The field of molecular machinery stands out due to the high expectations, while research remains almost entirely basic. These predictions were confirmed in 2016 by the Nobel Prize, which was awarded to Dutch chemist Ben Feringa, among others. The winners built one of the first working machines: motors that start spinning when a light is shining on them or when an electric current is flowing. Feringa even built a molecular car with spinning wheels.
At the moment, it is not clear what the added value of moving molecules is, but chemists would like to make a comparison with the industrial revolution. When people started building machines on a large scale, the world changed. They expect that such an industrial revolution is imminent in chemistry.
of great value
In addition, there is already tangible evidence that molecular machines can be of great value, Decker says. “In our bodies there are biochemical actuators at the nano-scale, in a way that proves that they work. It all happens at this nanoscale in biology: the interaction between molecules. But developing a nano-engine is still a bit like inventing the wheel. It’s an obvious building block, but It is not immediately clear which devices will become very important in the future.”

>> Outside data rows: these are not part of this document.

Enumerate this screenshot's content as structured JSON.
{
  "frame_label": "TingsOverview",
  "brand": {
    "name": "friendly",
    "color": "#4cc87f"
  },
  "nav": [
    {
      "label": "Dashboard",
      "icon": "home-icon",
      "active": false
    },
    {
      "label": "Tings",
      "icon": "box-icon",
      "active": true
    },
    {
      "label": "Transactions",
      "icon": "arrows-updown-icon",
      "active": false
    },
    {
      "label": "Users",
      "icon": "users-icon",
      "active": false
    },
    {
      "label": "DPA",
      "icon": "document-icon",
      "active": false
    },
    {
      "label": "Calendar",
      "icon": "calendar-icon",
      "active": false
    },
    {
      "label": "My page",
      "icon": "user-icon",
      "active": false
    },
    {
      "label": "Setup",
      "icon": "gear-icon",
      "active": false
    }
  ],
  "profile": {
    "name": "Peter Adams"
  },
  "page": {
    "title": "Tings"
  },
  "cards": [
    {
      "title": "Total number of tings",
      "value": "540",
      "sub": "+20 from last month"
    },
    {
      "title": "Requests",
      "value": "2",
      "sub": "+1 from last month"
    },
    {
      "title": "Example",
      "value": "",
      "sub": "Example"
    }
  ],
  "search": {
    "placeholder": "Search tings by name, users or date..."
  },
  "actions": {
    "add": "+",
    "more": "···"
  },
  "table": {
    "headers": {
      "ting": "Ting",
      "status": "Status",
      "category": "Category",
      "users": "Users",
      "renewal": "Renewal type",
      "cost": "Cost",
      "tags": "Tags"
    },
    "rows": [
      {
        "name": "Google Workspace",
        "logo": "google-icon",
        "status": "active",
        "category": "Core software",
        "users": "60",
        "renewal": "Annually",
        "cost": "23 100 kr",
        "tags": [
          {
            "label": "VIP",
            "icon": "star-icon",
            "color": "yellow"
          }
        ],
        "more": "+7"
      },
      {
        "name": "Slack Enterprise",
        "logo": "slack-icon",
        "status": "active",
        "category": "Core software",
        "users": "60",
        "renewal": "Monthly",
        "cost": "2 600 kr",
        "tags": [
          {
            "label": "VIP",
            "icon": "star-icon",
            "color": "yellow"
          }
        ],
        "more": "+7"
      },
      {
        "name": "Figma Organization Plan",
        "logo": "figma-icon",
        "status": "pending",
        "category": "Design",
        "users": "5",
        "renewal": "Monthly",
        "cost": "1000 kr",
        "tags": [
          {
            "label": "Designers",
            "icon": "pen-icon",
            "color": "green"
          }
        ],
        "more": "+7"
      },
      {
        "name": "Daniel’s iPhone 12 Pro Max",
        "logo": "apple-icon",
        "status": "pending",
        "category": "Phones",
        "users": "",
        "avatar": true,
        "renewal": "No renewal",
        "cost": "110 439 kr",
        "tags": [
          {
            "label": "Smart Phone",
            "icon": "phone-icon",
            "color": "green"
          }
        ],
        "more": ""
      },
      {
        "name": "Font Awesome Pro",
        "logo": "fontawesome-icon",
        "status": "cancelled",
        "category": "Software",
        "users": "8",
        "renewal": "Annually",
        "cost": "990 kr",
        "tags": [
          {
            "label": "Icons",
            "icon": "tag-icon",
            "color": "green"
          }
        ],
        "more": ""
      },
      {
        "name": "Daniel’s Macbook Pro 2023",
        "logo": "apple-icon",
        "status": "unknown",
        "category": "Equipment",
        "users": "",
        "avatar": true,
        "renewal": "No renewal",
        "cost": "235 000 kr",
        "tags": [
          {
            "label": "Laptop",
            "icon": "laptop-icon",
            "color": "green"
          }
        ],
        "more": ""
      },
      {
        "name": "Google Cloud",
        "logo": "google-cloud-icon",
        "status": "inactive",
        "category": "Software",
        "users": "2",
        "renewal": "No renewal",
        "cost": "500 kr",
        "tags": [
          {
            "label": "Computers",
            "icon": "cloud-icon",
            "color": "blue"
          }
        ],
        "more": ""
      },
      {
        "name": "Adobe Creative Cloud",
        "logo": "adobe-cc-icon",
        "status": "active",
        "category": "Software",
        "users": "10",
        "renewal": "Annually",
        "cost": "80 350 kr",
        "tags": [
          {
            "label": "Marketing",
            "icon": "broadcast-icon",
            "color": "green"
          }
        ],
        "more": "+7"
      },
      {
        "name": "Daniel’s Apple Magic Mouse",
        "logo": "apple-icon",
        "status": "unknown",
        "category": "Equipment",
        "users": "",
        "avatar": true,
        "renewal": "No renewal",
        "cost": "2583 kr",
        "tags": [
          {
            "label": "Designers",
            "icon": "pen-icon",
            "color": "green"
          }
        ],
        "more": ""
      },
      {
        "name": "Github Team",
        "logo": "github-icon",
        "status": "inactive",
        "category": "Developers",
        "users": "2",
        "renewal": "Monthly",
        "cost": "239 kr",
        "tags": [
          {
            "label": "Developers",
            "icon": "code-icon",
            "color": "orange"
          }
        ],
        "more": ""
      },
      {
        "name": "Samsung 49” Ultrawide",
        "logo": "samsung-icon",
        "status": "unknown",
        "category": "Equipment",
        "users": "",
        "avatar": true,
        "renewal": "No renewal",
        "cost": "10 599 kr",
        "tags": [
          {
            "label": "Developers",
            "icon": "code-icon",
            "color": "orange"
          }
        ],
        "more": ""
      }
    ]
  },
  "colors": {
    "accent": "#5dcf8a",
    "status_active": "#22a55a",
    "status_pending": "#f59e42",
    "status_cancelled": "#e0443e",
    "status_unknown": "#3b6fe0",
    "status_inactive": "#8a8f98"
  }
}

“This work is another milestone in the very successful history of nanotechnology,” Andreas Hermann says. He is Professor of Materials and Molecular Systems at the Aachen University of Technology. “This is the first example of an artificial rotary machine inside a thin membrane. In nature, these rotating molecular machines are very important, for example, for the movement of bacteria or the production of fuel in a cell. It is a great achievement to make your own comparable machine.”
“Right now, machines are still little gears that convert energy into mechanical motion,” he continues. “If the team continues to work together with great success, they can link it to the chemical production of valuable molecules, just like what happens in nature when making fuels in cells. Perhaps it is possible to bring about such interactions with the separation of fresh water and sea water by a membrane.”